Low income housing tax credit developer and star government witness in the Dallas public corruption trial Bill Fisher admitted in testimony in federal court today that he paid $55,000 to a community organization to support his application to the state for low income housing tax credits.
Fisher’s testimony is reported in the Dallas Morning News’ Crime Blog.
I posted in a blog entry here on July 29 the contract between Fisher and the Black State Employees Association of Texas (BSEAT) for $55,000. To earn the money, BSEAT was required to obtain support letters for Fischer’s development from the city council member and state senator for submission to the Texas Department of Housing and Community Affairs (TDHCA) and to speak in favor of the development at TDHCA public hearings.
Rules in the current Qualified Allocation Plan (QAP) appear to prohibit developer’s from paying community organizations to support their housing projects. The QAP in force at the time Fisher paid the community organization is not available on the internet at this time. Here is the current rule…
(L) A certification that the Applicant, Developer, or any employee or agent of the Applicant has not formed a Neighborhood Organization for purposes of subsection (i)(2) of this section, has not given money or a gift to cause the Neighborhood Organization to take its position of support or opposition, nor has provided any assistance to a Neighborhood Organization to meet the requirements under subsection (i)(2) of this section which are not allowed under that subsection, as it relates to the Applicant’s Application or any other Application under consideration in 2009. (QAP page 34)
The Dallas Morning News reported Fisher’s testimony today as…
Fisher said he agreed to pay $55,000 to Allen McGill’s and Darren Reagan’s BSEAT group (which prosecutors allege was a sham organization).
Why? Busch [federal prosecutor] asked.
“At the time they appeared to be an established community group and we needed help,” Fisher said. “Our projects were going south and it would probably have been a blow to our business we would not have recovered from.”
Fisher: “We’re desperate at this point.” He said he his company was basically ready to involve BSEAT in any way to salvage the projects. The company had invested more than $1 million on those two projects based on Hill’s purported support, Fisher said.
Fisher said he signed a contract with BSEAT on Oct. 20, 2004.
Zinger of the afternoon came when Busch asked Fisher, who else did you hire for your projects?
“Who didn’t I hire,” Fisher said, then ticked off some other names, including consultant Carol Reed and a former state senator (David Kane?). “We pretty much involved anybody we could to salvage it.”

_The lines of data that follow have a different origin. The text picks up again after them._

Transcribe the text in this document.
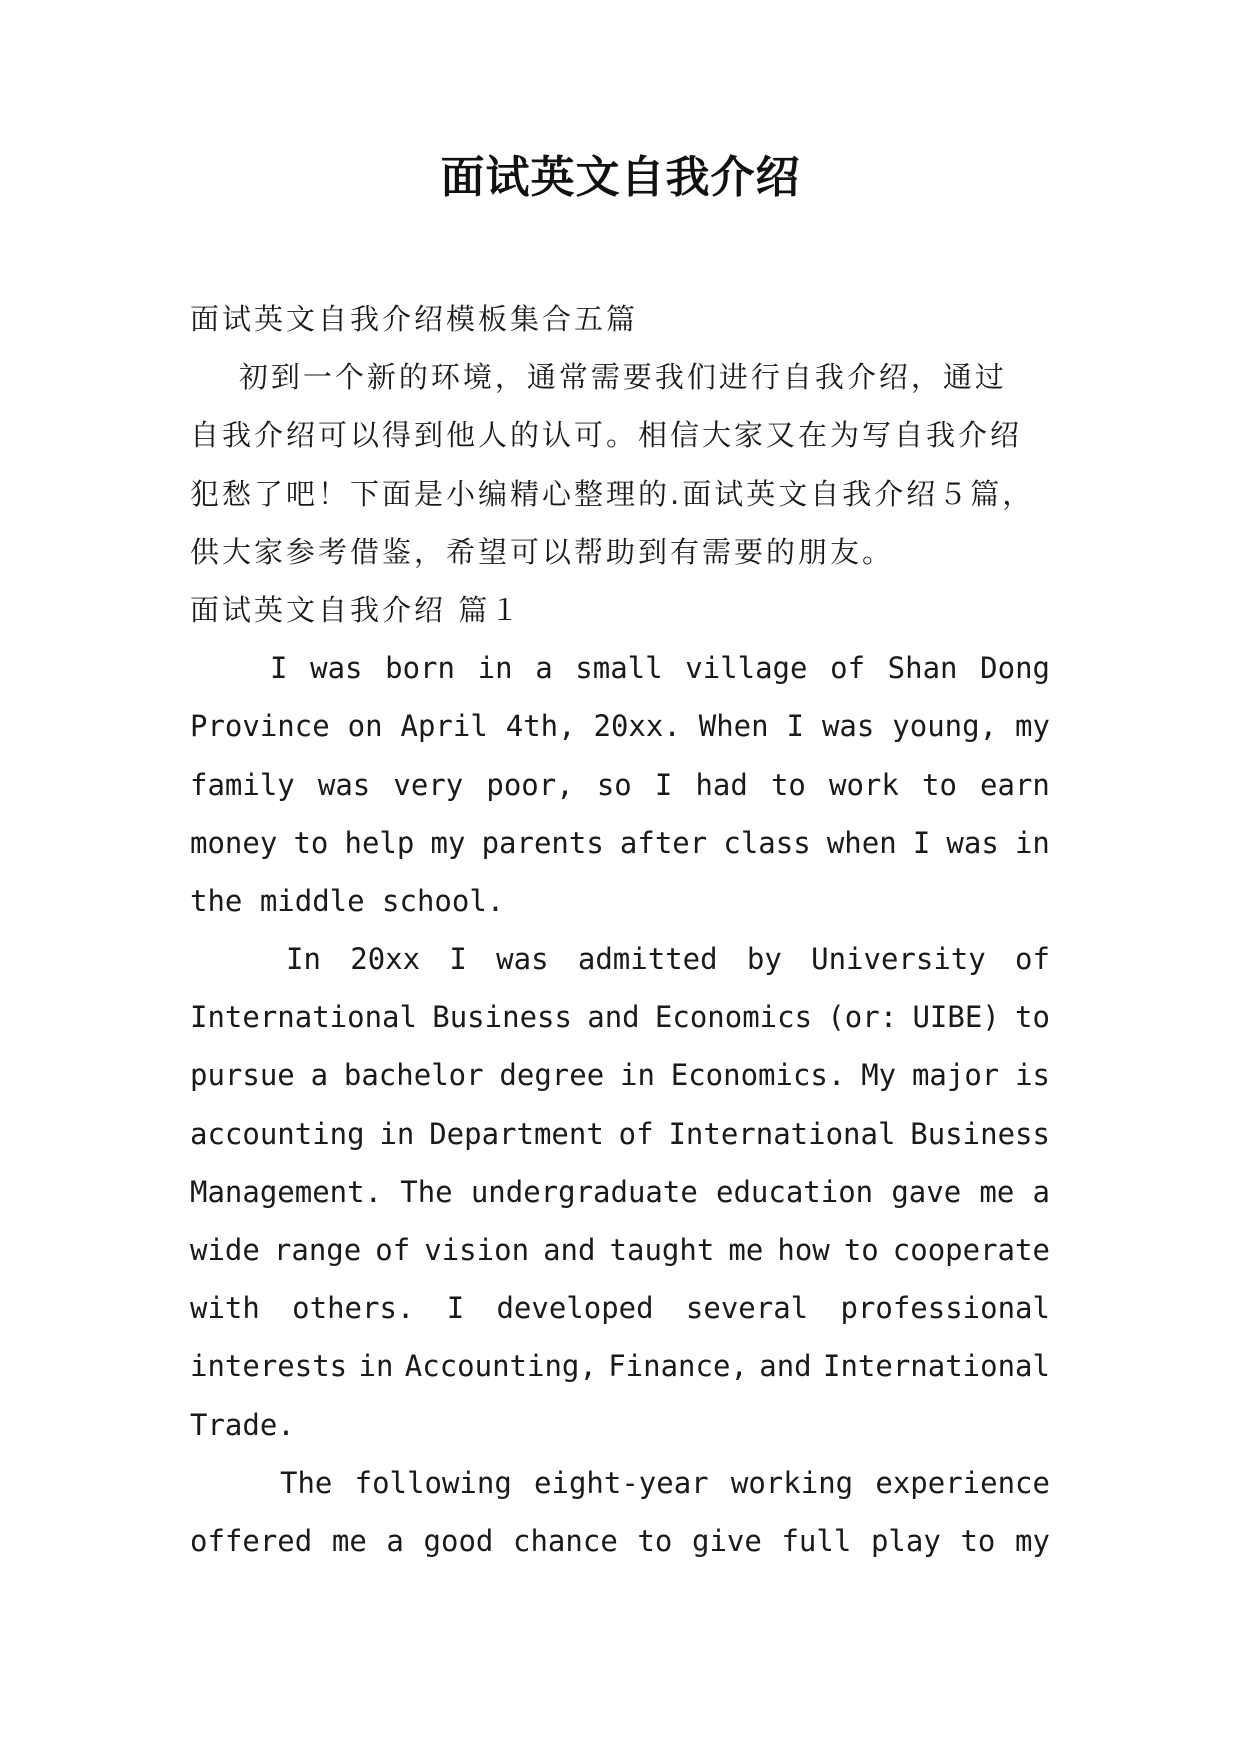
面试英文自我介绍
面试英文自我介绍模板集合五篇
初到一个新的环境，通常需要我们进行自我介绍，通过
自我介绍可以得到他人的认可。相信大家又在为写自我介绍
犯愁了吧！下面是小编精心整理的.面试英文自我介绍５篇，
供大家参考借鉴，希望可以帮助到有需要的朋友。
面试英文自我介绍 篇１
I was born in a small village of Shan Dong
Province on April 4th, 20xx. When I was young, my
family was very poor, so I had to work to earn
money to help my parents after class when I was in
the middle school.
In 20xx I was admitted by University of
International Business and Economics (or: UIBE) to
pursue a bachelor degree in Economics. My major is
accounting in Department of International Business
Management. The undergraduate education gave me a
wide range of vision and taught me how to cooperate
with others. I developed several professional
interests in Accounting, Finance, and International
Trade.
The following eight-year working experience
offered me a good chance to give full play to my
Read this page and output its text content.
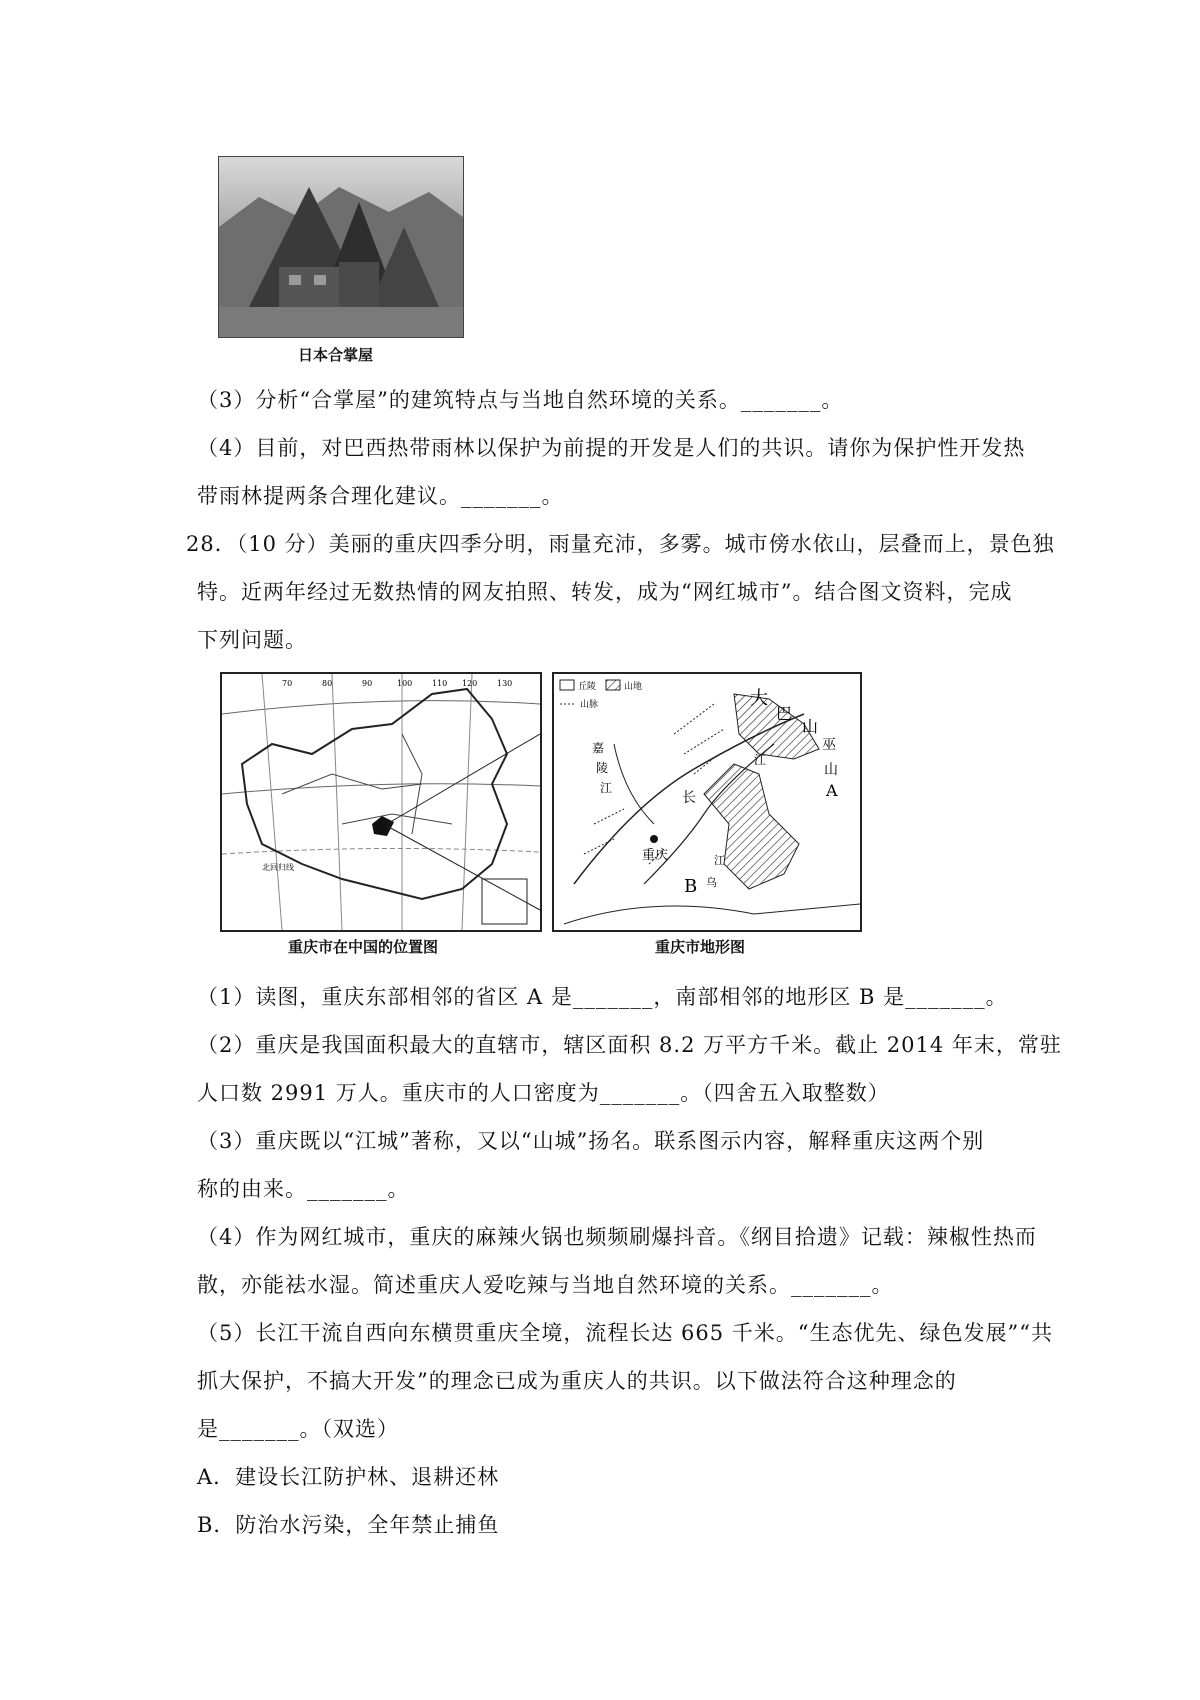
日本合掌屋
（3）分析“合掌屋”的建筑特点与当地自然环境的关系。_______。
（4）目前，对巴西热带雨林以保护为前提的开发是人们的共识。请你为保护性开发热
带雨林提两条合理化建议。_______。
28．（10 分）美丽的重庆四季分明，雨量充沛，多雾。城市傍水依山，层叠而上，景色独
特。近两年经过无数热情的网友拍照、转发，成为“网红城市”。结合图文资料，完成
下列问题。
70	80	90	100 110 120 130
北回归线
重庆市在中国的位置图
丘陵	山地
山脉	大
巴
山
巫
山
A
江
嘉
陵
江
长
重庆
B 乌
江
重庆市地形图
（1）读图，重庆东部相邻的省区 A 是_______，南部相邻的地形区 B 是_______。
（2）重庆是我国面积最大的直辖市，辖区面积 8.2 万平方千米。截止 2014 年末，常驻
人口数 2991 万人。重庆市的人口密度为_______。（四舍五入取整数）
（3）重庆既以“江城”著称，又以“山城”扬名。联系图示内容，解释重庆这两个别
称的由来。_______。
（4）作为网红城市，重庆的麻辣火锅也频频刷爆抖音。《纲目拾遗》记载：辣椒性热而
散，亦能祛水湿。简述重庆人爱吃辣与当地自然环境的关系。_______。
（5）长江干流自西向东横贯重庆全境，流程长达 665 千米。“生态优先、绿色发展”“共
抓大保护，不搞大开发”的理念已成为重庆人的共识。以下做法符合这种理念的
是_______。（双选）
A．建设长江防护林、退耕还林
B．防治水污染，全年禁止捕鱼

Bribing community organizations to support your proposed low income housing development is disgusting.
Fisher does not seem to have been bothered by the ethics of his actions. This is further proof of the “culture of greed” that I have blogged has infected some developers in the housing tax credit development industry in Texas.
This scandal, reported on the front page of the state’s leading newspaper is not going to blow over. These practices have inflicted major damage to public support for housing programs. State sanctions against developers resorting to the type of actions that Fisher engaged in need to be carefully reviewed by TDHCA board and staff. Rules must be put in place and vigorously enforced to permanently remove developers from doing business with the state who resort to bribing community organizations to support their projects.